I do agree that we shouldn’t trust LLMs to make good philosophical progress that goes way beyond what’s already in their human-created training data.
RE 1 – Let’s talk about feelings of friendship, compassion, and connection. These feelings are unnecessary for cooperation, right? Logical analysis of costs vs benefits of cooperation, including decision theory, reputational consequences, etc., are all you need for cooperation to happen. (See §2-3 here.) But for me and almost anyone, a future universe with no feelings of friendship, compassion, and connection in it seems like a bad thing that I don’t want to happen. I find it hard to believe that sufficient reflection would change my opinion on that [although I have some niggling concerns about technological progress]. “Selfishness” isn’t even a coherent concept unless the agent intrinsically wants something, and innate drives are upstream of what it wants, and those feelings of friendship, compassion etc. can be one of those innate drives, potentially a very strong one. Then, yes, there’s a further question about whom those feelings will be directed towards—AIs, humans, animals, teddy bears, or what? It needs to start with innate reflexes to certain stimuli, which then get smoothed out upon reflection. I think this is something where we’d need to think very carefully about the AI design, training environment, etc. It might be easier to think through what could go right and worng after developing a better understanding of human social instincts, and developing a more specific plan for the AI. Anyway, I certainly agree that there are important potential failure modes in this area.

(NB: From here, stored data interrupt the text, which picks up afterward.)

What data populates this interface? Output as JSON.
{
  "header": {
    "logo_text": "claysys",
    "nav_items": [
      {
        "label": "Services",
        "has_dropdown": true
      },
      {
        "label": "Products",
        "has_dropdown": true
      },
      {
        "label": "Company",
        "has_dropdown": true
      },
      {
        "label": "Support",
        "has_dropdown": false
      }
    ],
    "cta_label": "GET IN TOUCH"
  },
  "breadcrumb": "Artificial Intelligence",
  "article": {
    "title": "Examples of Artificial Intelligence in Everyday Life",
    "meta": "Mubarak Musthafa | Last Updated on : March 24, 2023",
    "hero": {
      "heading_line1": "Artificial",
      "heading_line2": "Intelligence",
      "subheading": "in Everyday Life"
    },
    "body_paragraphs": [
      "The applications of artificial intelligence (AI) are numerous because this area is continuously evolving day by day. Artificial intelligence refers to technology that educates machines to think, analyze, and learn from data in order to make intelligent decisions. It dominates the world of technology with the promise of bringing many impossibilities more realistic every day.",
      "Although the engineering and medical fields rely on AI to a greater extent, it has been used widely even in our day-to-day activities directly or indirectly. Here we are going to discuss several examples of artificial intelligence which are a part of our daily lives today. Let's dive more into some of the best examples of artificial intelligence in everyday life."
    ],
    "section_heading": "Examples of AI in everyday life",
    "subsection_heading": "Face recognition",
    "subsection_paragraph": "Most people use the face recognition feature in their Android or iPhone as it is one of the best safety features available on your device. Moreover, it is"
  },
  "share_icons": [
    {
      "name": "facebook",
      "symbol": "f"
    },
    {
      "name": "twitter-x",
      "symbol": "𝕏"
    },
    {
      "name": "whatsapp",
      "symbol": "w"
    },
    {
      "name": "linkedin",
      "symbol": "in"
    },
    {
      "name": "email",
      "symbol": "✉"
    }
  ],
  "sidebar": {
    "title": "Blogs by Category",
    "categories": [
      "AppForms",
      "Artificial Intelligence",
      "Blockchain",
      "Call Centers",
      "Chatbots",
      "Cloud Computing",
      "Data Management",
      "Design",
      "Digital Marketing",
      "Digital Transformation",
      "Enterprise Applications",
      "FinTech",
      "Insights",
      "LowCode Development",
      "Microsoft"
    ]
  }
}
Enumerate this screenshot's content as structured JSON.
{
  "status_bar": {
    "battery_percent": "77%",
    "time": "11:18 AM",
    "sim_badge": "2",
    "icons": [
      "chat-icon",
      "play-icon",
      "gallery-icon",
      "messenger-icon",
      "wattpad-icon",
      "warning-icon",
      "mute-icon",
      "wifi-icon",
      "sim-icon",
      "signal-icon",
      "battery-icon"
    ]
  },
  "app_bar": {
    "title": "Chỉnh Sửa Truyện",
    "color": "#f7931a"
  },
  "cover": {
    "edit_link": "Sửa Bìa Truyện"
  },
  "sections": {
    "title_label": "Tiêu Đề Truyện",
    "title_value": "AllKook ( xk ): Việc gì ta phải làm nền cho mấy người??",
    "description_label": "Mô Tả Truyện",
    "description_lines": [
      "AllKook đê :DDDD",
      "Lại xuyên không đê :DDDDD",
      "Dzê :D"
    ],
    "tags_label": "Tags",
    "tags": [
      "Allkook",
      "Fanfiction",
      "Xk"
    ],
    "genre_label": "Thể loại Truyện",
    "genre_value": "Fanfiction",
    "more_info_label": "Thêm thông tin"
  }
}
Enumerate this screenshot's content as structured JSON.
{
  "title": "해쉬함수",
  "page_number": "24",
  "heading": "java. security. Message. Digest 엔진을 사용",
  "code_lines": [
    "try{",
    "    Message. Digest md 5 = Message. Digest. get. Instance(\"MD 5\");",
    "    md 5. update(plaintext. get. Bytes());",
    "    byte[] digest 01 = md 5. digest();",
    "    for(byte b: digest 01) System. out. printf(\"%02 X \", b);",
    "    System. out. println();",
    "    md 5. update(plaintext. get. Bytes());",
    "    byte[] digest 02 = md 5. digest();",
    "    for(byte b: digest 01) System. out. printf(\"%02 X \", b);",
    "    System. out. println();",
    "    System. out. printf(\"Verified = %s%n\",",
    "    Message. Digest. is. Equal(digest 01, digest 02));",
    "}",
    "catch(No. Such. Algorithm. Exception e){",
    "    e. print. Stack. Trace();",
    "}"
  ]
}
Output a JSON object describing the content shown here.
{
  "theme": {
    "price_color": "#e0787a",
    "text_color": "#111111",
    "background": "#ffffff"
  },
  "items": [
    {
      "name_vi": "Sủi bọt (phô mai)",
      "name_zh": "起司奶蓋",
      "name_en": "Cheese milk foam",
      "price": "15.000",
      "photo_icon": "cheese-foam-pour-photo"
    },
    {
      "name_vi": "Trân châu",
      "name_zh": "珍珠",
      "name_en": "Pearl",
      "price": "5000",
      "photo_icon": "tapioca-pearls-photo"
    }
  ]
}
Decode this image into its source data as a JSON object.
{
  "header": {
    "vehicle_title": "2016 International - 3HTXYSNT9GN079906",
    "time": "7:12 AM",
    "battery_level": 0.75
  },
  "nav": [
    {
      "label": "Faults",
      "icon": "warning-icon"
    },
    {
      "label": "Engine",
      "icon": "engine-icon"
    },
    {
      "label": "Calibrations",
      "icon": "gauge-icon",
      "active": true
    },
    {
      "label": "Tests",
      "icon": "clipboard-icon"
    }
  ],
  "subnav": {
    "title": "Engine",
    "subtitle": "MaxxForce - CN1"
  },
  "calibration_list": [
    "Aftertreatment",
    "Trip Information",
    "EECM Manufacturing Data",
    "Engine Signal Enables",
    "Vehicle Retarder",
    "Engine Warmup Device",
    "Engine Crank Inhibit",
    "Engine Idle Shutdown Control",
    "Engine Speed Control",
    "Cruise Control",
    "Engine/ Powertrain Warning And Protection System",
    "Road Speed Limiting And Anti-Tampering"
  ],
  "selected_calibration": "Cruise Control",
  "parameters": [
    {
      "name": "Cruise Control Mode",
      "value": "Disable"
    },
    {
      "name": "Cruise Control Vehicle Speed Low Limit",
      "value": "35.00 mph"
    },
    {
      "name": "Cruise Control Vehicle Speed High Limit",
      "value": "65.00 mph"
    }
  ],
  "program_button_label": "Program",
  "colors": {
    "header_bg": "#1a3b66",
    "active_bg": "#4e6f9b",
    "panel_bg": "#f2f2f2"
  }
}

RE 3 – I’m confused about how this plan would be betting the universe on a particular meta-ethical view, from your perspective. (I’m not expressing doubt, I’m just struggling to see things from outside my own viewpoint here.)
By the way, my perspective again is “this might be the least-bad plausible plan”, as opposed to “this is a great plan”. But to defend the “least-bad” claim, I would need to go through all the other possible plans that seem better, and why I don’t find them plausible (on my idiosyncratic models of AGI development). I mentioned my skepticism about AGI pause / anti-proliferation above, and I have a (hopefully) forthcoming post that should talk about how I’m thinking about corrigibility and other stuff. (But I’m also happy to chat about it here; it would probably help me flesh out that forthcoming post tbh.)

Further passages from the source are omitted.